At issue is a policy battle within the industry over the status of the Health Insurance Portability and Accountability Act of 1996 and how details of the new legislation should be interpreted and implemented in both the online and offline worlds. And with insurance profits, patient healthcare costs and privacy concerns increasingly at stake, the question has pitted industry lobbyists, government leaders and consumers advocates against one another.

Zoe Hudson, a senior policy analyst with the Health Privacy Project at Georgetown University, has characterized the situation as “a messy, complicated issue,” one he said “has a lot of tentacles.” Indeed, with new Internet technologies surfacing almost daily and the nation's overall privacy debate continuing unabated, marketers face a rapidly moving target of issues and rules but limited guidance.

Adding to the debate are at least five new bills on medical privacy pending in Congress. The government reports the Department of Health and Human Services is reviewing some 50,000 public inquiries on existing HIPAA rules slated for implementation later this year. Yet some industry leaders fear there is no firm indication that the government's review plan is going to offer the industry the clarity it's seeking.

The subject attracted several hundred participants at a panel held this week at the Internet Healthcare 2000 Conference in New York.

But Durjoy “Ace” Bhattacharyja, founder of Medicalrecords.com, New York, said ethics and common sense play a role. He sees major business opportunities for the steady-minded on the horizon.

Characterizing the service his company provides as “a lot like Quicken-brand financial software for your health information,” Bhattacharyja said Medicalrecords.com “provides a credible way of capturing and managing your personal information and, hopefully, helping you act on it to [your benefit].” However, he said the company had to spend a lot of time sorting out issues on privacy, noting it's a cultural issue as well as a technological one. “We eventually decided not to allow advertising on every section of our site. We've separated the content section from the service provider section.”

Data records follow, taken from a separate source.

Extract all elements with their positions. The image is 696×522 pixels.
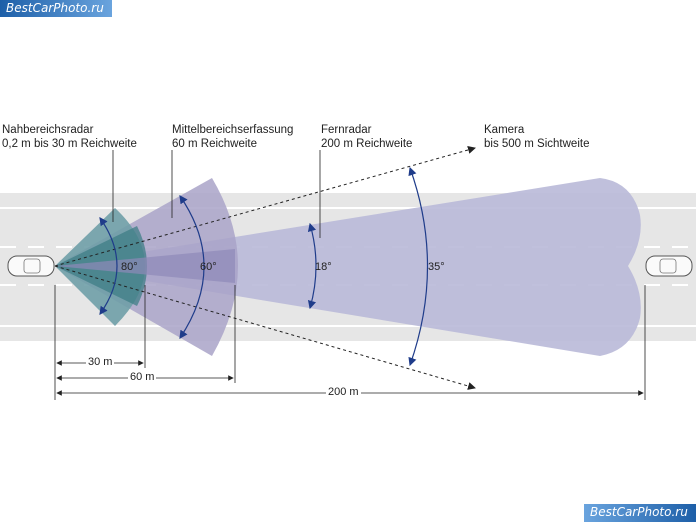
watermark-top: BestCarPhoto.ru: [0, 0, 112, 17]
camera-title: Kamera: [484, 124, 525, 136]
far-radar-beam: [55, 178, 641, 356]
far-radar-label: Fernradar 200 m Reichweite: [321, 123, 412, 151]
near-angle-arc: [99, 217, 118, 315]
far-angle-label: 18°: [315, 261, 332, 273]
far-radar-range: 200 m Reichweite: [321, 138, 413, 150]
mid-range-title: Mittelbereichserfassung: [172, 124, 294, 136]
camera-field-lower: [54, 265, 476, 390]
camera-range: bis 500 m Sichtweite: [484, 138, 590, 150]
distance-30-label: 30 m: [86, 356, 115, 368]
camera-angle-arc: [408, 166, 429, 367]
near-radar-range: 0,2 m bis 30 m Reichweite: [2, 138, 137, 150]
watermark-bottom: BestCarPhoto.ru: [584, 504, 696, 522]
camera-label: Kamera bis 500 m Sichtweite: [484, 123, 589, 151]
camera-field-upper: [54, 146, 476, 267]
near-radar-label: Nahbereichsradar 0,2 m bis 30 m Reichwei…: [2, 123, 137, 151]
mid-range-label: Mittelbereichserfassung 60 m Reichweite: [172, 123, 293, 151]
mid-angle-label: 60°: [200, 261, 217, 273]
near-radar-title: Nahbereichsradar: [2, 124, 94, 136]
mid-angle-arc: [179, 195, 205, 339]
far-radar-title: Fernradar: [321, 124, 372, 136]
camera-angle-label: 35°: [428, 261, 445, 273]
distance-200-label: 200 m: [326, 386, 361, 398]
near-angle-label: 80°: [121, 261, 138, 273]
far-angle-arc: [307, 222, 317, 310]
distance-60-label: 60 m: [128, 371, 157, 383]
mid-range-range: 60 m Reichweite: [172, 138, 258, 150]
ego-car: [7, 255, 55, 277]
target-car: [645, 255, 693, 277]
far-radar-core: [55, 249, 235, 283]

Still, Bhattacharyja acknowledges that compliance with the new regulations on privacy places tough challenges on nearly every company involved with consumers' medical records.

“HIPPA compliance is going to be the biggest issue for a lot these companies,” said Bhattacharyja. “But if you want to play in this market, you have to be [playing] by the rules on compliance. Otherwise, it's going to very expensive to backtrack.”

Marketers can visit the government's Health Care Financing Administration Web site at www.hcfa.gov to read copies of the proposed rules from the Federal Register.